Ganz einfach ist er allerdings nicht zu gewinnen. Der Fangoschlamm muss in besonderen Becken lagern, wo er ständig direkten Kontakt mit fließendem Thermalwasser, Sonnenlicht und Luft hat. Anschließend wird die feste, kalte Masse in besonderen Öfen auf 60 bis 70 Grad erhitzt. Vor allem da, wo Wärme gut tut, kommt Fango zum Einsatz – etwa bei Rheuma, Rückenschmerzen und Verspannungen. Wird Fango zur Therapie angewendet, wird er auf eine Plastikfolie zwei Zentimeter dick geschmiert und dann auf etwa 50 Grad heruntergekühlt. Doch auch für die Schönheit wird die graue Masse gern verwendet.
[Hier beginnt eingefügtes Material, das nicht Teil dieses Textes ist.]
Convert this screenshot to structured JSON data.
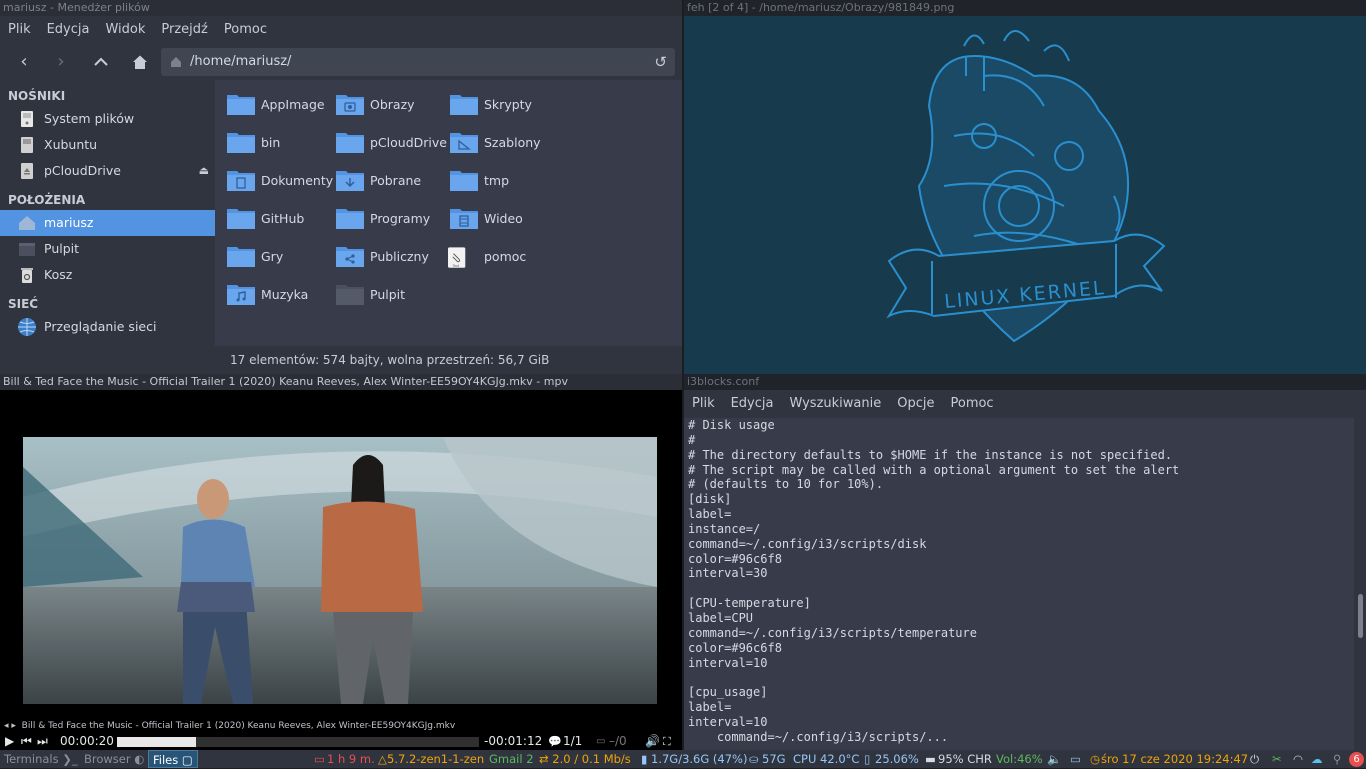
{
  "file_manager": {
    "title": "mariusz - Menedżer plików",
    "menu": [
      "Plik",
      "Edycja",
      "Widok",
      "Przejdź",
      "Pomoc"
    ],
    "path": "/home/mariusz/",
    "sidebar": {
      "devices_heading": "NOŚNIKI",
      "devices": [
        "System plików",
        "Xubuntu",
        "pCloudDrive"
      ],
      "places_heading": "POŁOŻENIA",
      "places": [
        "mariusz",
        "Pulpit",
        "Kosz"
      ],
      "network_heading": "SIEĆ",
      "network": [
        "Przeglądanie sieci"
      ]
    },
    "files": [
      "AppImage",
      "Obrazy",
      "Skrypty",
      "bin",
      "pCloudDrive",
      "Szablony",
      "Dokumenty",
      "Pobrane",
      "tmp",
      "GitHub",
      "Programy",
      "Wideo",
      "Gry",
      "Publiczny",
      "pomoc",
      "Muzyka",
      "Pulpit"
    ],
    "file_badge": "Text",
    "status": "17 elementów: 574 bajty, wolna przestrzeń: 56,7 GiB"
  },
  "feh": {
    "title": "feh [2 of 4] - /home/mariusz/Obrazy/981849.png",
    "banner_text": "LINUX KERNEL"
  },
  "mpv": {
    "title": "Bill & Ted Face the Music - Official Trailer 1 (2020) Keanu Reeves, Alex Winter-EE59OY4KGJg.mkv - mpv",
    "osd_title": "Bill & Ted Face the Music - Official Trailer 1 (2020) Keanu Reeves, Alex Winter-EE59OY4KGJg.mkv",
    "elapsed": "00:00:20",
    "remaining": "-00:01:12",
    "progress_fraction": 0.218,
    "subs": "1/1",
    "audio": "–/0"
  },
  "editor": {
    "title": "i3blocks.conf",
    "menu": [
      "Plik",
      "Edycja",
      "Wyszukiwanie",
      "Opcje",
      "Pomoc"
    ],
    "content": "# Disk usage\n#\n# The directory defaults to $HOME if the instance is not specified.\n# The script may be called with a optional argument to set the alert\n# (defaults to 10 for 10%).\n[disk]\nlabel=\ninstance=/\ncommand=~/.config/i3/scripts/disk\ncolor=#96c6f8\ninterval=30\n\n[CPU-temperature]\nlabel=CPU\ncommand=~/.config/i3/scripts/temperature\ncolor=#96c6f8\ninterval=10\n\n[cpu_usage]\nlabel=\ninterval=10\n    command=~/.config/i3/scripts/..."
  },
  "bar": {
    "workspaces": [
      "Terminals ❯_",
      "Browser ◐",
      "Files ▢"
    ],
    "uptime": "1 h 9 m.",
    "kernel": "5.7.2-zen1-1-zen",
    "gmail": "Gmail 2",
    "net": "⇄ 2.0  /  0.1 Mb/s",
    "mem": "1.7G/3.6G (47%)",
    "disk": "57G",
    "cpu_temp": "CPU 42.0°C",
    "cpu_usage": "25.06%",
    "battery": "95% CHR",
    "volume": "Vol:46%",
    "datetime": "śro 17 cze 2020 19:24:47",
    "notif_count": "6",
    "colors": {
      "accent": "#5294e2",
      "orange": "#f0a30a",
      "green": "#5fb85f",
      "blue": "#96c6f8"
    }
  }
}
Selbst Schuppenflechten lassen sich mit dem Modder lindern, denn die Mineralsalze des Thermalwassers bringen den Säurehaushalt der Haut wieder ins Lot. Wird die Anwendung auch noch mit einer Massage verbunden, ist die Wirkung besonders groß. Ganz ungefährlich sind diese Packungen aber nicht.
Vorher sollte man sich mit seinem Arzt beraten, ob eventuelle Krankheiten damit verstärkt werden könnten. Wer zum Beispiel Probleme mit dem Blutdruck, dem Herzen und seinen Venen hat, sollte besser darauf verzichten. Auch Naturmoor wird bei rheumatischen Erkrankungen verwendet. Dieses wird in Moorgebieten, wie dem im Allgäu, gestochen. Wie der Fangoschlamm kann es als Packung verwendet werden oder als Moorbad. Oft werden daraus auch Kompressen gemacht, die einmal verwendet werden können. Dafür wird die Masse fest gepresst und mit einer durchlässigen Vliesschicht überzogen. Schon im Altertum wurde Lehm therapeutisch angewandt. Die Masse besteht vor allem aus Sand, Schluff und Ton. In Kombination können die Partikel große Mengen Wasser, Säure und andere Stoffe an sich binden und so Entzündungen hemmen. Etwa eine Stunde liegt der Patient bei einer Anwendung mit einer dicken Lehmschicht beschmiert und eingepackt. Wenn der Lehm antrocknet, entzieht er dem Körper die Giftstoffe und lässt die Haut, ist sie erst einmal wieder abgewaschen, gesund und frisch aussehen.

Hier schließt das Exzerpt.